Так поднимая французов, Горький должен был с огромным интересом наблюдать за работой русской молодежи с ее призывом обратиться «на Запад» за изучением формы.

Любовь Горького к французской литературе загоралась чрезвычайно сильно в моменты, когда, остро недовольный тем, что им делается, он задавал себе новые, труднейшие задачи. Истинный, бесстрашный художник, он вслушивался в советы, проверял себя разнообразными вкусами. Полосу бурного и настойчивого пересмотра своих художественных приемов Горький прошел в начале двадцатых годов, в результате чего появились чудесные книги рассказов и воспоминаний, украсившие собою все, что создал Горький.

В одном письме ко мне этого времени Горький пишет:

«Дорогой Федин, посылаю вам «Дело Артамоновых». Прочитав, сообщите, не стесняясь, что вы думаете об этой книге и, в частности, о Вялове, о Серафиме. О личном моем мнении я, пока, умолчу, дабы не подсказывать вам тех уродств, которых вы, м. б., и не заметите...»

Как только я ответил, Горький написал мне:

«...спасибо за ваш отзыв об «Артамоновых». Я считаю, что ваши указания на недостатки конструкции — совершенно правильны. На это же — почти вполне согласно с вами — указал мне и М. М. Пришвин, художник, которого я весьма высоко ставлю, и человек насквозь русский. Даже — слишком, пожалуй. Он по поводу «Безответной любви» пишет мне: «Это и французы написали бы». Чувствуете высоту тона? Знай наших! А для меня его «и французы» — лучший комплимент, какой я когда-либо слышал...»

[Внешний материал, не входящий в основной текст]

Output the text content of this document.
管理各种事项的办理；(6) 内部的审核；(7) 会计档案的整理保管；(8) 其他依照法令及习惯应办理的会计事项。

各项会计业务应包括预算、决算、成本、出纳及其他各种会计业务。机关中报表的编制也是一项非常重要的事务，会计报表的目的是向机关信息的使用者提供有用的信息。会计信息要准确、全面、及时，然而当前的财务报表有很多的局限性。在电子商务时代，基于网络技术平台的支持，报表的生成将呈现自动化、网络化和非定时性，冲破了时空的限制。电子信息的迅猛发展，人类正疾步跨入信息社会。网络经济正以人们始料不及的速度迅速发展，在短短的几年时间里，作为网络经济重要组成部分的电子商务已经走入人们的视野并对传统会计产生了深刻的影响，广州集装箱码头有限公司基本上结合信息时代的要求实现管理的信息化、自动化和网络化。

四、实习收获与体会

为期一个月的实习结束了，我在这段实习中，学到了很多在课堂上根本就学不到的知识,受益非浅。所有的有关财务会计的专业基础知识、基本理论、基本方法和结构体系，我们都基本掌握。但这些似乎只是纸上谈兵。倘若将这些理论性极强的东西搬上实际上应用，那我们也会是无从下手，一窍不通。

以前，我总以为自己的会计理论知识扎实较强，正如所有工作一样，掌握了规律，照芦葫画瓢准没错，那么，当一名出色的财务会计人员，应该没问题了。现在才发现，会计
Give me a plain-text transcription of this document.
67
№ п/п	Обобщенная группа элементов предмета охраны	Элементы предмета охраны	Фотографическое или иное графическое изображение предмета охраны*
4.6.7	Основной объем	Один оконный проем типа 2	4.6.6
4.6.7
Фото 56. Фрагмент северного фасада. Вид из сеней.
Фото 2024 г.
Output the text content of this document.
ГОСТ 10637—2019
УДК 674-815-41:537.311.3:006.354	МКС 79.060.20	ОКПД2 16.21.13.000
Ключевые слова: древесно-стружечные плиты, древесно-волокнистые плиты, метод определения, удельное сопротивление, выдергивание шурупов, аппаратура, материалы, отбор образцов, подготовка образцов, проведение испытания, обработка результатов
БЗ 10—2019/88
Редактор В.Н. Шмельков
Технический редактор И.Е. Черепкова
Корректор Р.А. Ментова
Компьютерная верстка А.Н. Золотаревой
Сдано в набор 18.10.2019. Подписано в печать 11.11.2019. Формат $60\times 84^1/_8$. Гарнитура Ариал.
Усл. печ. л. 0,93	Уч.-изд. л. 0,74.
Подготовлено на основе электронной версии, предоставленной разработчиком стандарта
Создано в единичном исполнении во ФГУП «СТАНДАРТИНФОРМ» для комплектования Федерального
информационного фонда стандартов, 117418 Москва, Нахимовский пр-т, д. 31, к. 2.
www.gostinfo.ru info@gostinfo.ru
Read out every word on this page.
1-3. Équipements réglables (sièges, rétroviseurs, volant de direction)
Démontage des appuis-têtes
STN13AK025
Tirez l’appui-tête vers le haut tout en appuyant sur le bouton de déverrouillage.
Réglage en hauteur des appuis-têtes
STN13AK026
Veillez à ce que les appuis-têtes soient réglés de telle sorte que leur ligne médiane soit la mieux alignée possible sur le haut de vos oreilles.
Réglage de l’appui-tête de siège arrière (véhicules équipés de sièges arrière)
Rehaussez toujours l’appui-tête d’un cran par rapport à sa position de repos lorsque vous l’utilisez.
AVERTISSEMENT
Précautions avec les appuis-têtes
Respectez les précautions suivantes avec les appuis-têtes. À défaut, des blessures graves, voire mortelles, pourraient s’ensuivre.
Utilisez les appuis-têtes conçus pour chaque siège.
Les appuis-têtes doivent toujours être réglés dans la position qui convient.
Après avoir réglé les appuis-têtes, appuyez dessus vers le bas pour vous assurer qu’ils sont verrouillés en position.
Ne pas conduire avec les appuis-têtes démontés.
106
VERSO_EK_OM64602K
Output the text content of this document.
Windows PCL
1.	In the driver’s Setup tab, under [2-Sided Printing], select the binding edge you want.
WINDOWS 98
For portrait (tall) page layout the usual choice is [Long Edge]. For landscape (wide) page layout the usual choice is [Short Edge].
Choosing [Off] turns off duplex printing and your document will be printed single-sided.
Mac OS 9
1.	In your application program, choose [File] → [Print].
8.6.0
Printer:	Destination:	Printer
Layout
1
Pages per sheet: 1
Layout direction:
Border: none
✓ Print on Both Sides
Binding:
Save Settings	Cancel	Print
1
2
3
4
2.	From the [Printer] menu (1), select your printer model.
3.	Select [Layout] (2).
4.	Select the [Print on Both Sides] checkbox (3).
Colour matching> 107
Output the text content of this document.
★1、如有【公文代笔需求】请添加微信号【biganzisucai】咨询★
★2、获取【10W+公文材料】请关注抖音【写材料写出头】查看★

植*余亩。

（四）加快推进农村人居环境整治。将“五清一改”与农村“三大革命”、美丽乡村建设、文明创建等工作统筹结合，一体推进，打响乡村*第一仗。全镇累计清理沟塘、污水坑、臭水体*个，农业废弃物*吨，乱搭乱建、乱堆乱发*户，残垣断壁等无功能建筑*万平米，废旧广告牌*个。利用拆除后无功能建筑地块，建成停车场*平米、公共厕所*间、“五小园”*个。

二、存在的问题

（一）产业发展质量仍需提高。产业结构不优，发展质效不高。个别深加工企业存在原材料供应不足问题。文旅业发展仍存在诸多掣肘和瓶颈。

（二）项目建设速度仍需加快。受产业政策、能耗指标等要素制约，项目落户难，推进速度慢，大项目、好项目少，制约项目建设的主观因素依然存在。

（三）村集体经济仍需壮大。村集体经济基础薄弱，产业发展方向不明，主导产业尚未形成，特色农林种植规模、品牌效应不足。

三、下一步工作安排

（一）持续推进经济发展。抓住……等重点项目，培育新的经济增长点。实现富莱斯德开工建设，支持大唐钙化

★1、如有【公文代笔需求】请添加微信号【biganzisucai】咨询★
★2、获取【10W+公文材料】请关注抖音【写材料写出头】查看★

Нет сомнения — Горькому действительно был приятен невольный комплимент Пришвина, потому что ему доводилось слышать порою совсем иные отзывы о своем пристрастии к французам. Художница Валентина Михайловна Ходасевич передала мне один разговор, который у нее произошел с Горьким, когда она гостила у него за границей.

— Последний номер «Беседы» видели? — спросил Горький.

— Видела.

— Рассказ там один некоего Василия Сизова не читали?

— Не помню. Может, и читала.

— Гм. Вряд ли читали. Иначе запомнили бы. Он несколько необычно построен: в нем действует герой из неоконченного романа...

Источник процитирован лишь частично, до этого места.